The recent, much debated enthusiasm of Koolhaas for Las Vegas was not initially shared by Thomas Krens, director of the Guggenheim Foundation, to whom The Venetian’s owners had originally addressed the proposal to bring the ‘Art and the Motorcycle’to the casino; but memories of Venturi’s eulogies and the readiness of the hoteliers to build new spaces designed by the Rotterdam architect assuaged his reservations about what he had first deemed “too tacky”. However, at the beginning Bilbao also seemed to him a highly unlikely place, “but the more unlikely the place, the more interesting the opportunities. ”And as for the Russians, their extreme economic depression makes it difficult nowadays for them to reject any proposal that seems financially desirable, a circumstance they in this case cover up with the naive explanations offered by the Hermitage’s director, Mikhail Piotrovsky, to The New York Times: “Las Vegas is America; it is a place where a lot of people go. And in Russia we are accustomed to bringing art and culture where the people are. It is part of a normal tradition, a kind of Soviet tradition to educate the masses.” So maybe Venturi’s students understood Las Vegas better than he did, and maybe the enormous casinos that are going up like a theme mirage on the Nevada desert are, in the final analysis, simply an expression of “the great proletarian cultural engine.”

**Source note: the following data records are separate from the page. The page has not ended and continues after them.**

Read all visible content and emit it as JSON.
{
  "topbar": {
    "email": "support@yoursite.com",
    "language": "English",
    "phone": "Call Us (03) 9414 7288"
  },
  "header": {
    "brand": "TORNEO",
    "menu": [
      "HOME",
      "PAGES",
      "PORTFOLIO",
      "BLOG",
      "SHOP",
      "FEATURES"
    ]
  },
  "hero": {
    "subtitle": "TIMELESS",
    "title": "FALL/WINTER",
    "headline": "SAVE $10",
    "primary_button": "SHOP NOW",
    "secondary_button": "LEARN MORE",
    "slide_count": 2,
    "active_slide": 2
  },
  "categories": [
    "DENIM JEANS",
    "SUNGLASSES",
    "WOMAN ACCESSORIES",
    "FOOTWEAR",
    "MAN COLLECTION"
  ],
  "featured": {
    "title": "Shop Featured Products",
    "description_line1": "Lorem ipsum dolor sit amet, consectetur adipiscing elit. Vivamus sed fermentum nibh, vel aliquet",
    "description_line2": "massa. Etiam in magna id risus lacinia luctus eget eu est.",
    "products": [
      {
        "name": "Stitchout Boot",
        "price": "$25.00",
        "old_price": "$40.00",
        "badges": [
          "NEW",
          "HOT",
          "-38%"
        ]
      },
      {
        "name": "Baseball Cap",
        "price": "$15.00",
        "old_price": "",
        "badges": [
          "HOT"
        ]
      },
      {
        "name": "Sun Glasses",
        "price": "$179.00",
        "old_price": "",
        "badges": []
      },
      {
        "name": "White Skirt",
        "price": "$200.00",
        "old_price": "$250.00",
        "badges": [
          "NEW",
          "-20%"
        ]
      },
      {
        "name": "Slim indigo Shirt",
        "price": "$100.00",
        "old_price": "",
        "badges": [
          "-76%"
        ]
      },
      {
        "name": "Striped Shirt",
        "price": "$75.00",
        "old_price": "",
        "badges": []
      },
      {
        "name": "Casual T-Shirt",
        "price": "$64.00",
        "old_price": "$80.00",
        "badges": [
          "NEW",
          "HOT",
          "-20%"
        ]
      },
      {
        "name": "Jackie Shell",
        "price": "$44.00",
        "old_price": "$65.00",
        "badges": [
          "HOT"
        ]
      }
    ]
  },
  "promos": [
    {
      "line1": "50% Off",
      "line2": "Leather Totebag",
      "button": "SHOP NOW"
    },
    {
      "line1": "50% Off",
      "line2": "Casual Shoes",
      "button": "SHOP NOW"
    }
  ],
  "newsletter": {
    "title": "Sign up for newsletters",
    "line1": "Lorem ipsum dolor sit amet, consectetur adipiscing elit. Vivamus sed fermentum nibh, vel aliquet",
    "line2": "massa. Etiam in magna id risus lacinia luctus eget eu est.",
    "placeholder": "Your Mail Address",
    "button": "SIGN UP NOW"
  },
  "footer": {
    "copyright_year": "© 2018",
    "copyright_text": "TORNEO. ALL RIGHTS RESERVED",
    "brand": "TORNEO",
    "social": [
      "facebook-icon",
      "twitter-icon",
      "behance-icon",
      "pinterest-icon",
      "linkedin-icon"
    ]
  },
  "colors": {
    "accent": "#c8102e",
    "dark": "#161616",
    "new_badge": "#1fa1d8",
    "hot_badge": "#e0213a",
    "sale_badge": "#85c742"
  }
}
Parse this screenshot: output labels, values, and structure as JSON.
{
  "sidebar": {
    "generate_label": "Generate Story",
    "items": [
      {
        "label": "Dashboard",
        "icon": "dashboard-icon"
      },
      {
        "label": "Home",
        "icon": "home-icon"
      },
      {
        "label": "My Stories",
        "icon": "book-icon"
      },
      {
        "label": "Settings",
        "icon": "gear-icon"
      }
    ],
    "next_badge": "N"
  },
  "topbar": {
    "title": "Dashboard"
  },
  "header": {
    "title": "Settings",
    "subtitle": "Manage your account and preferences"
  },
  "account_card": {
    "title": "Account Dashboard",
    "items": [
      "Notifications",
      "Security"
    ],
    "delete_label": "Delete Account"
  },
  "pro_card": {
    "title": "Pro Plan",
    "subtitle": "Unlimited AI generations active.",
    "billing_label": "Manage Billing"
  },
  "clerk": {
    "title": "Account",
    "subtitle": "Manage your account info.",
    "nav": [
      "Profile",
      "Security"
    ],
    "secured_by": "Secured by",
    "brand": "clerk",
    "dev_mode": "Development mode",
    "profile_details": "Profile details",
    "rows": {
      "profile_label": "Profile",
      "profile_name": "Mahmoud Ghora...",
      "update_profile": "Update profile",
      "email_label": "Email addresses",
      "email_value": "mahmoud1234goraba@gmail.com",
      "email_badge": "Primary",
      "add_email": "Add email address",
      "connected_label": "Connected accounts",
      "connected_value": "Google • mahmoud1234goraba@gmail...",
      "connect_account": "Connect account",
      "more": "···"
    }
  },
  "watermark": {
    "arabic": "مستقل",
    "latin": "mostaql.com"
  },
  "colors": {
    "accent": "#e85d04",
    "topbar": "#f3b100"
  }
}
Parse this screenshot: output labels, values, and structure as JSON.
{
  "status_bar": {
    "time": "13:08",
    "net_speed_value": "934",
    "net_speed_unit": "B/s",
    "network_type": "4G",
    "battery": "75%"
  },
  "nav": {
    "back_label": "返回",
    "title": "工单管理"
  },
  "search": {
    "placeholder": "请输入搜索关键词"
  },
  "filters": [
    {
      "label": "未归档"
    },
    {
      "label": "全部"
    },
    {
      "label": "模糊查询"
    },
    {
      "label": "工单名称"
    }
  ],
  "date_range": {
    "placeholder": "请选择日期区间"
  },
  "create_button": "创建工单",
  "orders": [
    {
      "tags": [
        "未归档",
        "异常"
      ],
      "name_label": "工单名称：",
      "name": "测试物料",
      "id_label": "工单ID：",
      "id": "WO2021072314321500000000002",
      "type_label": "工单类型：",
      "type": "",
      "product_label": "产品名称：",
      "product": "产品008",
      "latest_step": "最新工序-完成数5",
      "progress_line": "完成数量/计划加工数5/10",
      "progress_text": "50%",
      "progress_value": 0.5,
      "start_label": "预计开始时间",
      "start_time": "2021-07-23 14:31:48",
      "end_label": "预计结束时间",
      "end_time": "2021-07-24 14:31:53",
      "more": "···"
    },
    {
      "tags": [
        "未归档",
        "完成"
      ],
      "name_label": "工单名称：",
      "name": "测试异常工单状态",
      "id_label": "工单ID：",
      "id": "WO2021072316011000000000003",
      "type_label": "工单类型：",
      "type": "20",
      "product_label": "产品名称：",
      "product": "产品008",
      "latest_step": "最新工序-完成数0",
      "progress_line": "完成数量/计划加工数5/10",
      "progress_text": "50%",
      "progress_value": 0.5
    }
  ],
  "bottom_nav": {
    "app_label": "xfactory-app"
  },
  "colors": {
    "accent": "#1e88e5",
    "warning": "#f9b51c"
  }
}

Fair Play in an Oasis of Leisure

Las Vegas lost monopoly over gambling in 1971, when Atlantic City legalized its casinos and the old ‘city of sin’was forced to forge for itself a new identity. It decided to bet on theme hotels – establishments no longer catering exclusively to gamblers, but also to a new clientele brought in by organized tours, holidays and conventions. Thirty years later, the Disneyfication of Las Vegas has made it the fastest growing North American city, and the old gangsters who controlled gambling have given way to hotel magnates providing family entertainment. The pioneer of this shift was an Atlanta developer named Jay Sarno, when in 1966 he opened Caesars Palace, a gigantic hotel and casino designed as a festive imitation of classical Rome; and the most recent incorporation into this theme fever are the clients of Koolhaas, Sheldon Adelson and Rob Goldstein, with the inauguration in the summer of 1999 of The Venetian, the casino fashioned after the Italian canal city which is also a convention center and a shopping mall with stores and restaurants, besides a hotel with 3,000 rooms which a planned enlargement to provide another 3,000 will turn into the world’s largest. But the most successful developer in Las Vegas is perhaps Steve Wynn, whose Mirage of 1989 sparked the wave of spectacle buildings of the nineties: the Arthurian Excalibur, the inevitably pyramidal Luxor, the clustered skyscrapers of New York New York, all the way to his own Bellagio of 1998, the poshest of all, whose Gallery of Fine Art is the immediate precedent of the matrimonial adventure that the Guggenheim and the Hermitage are undertaking in this oasis of Nevada.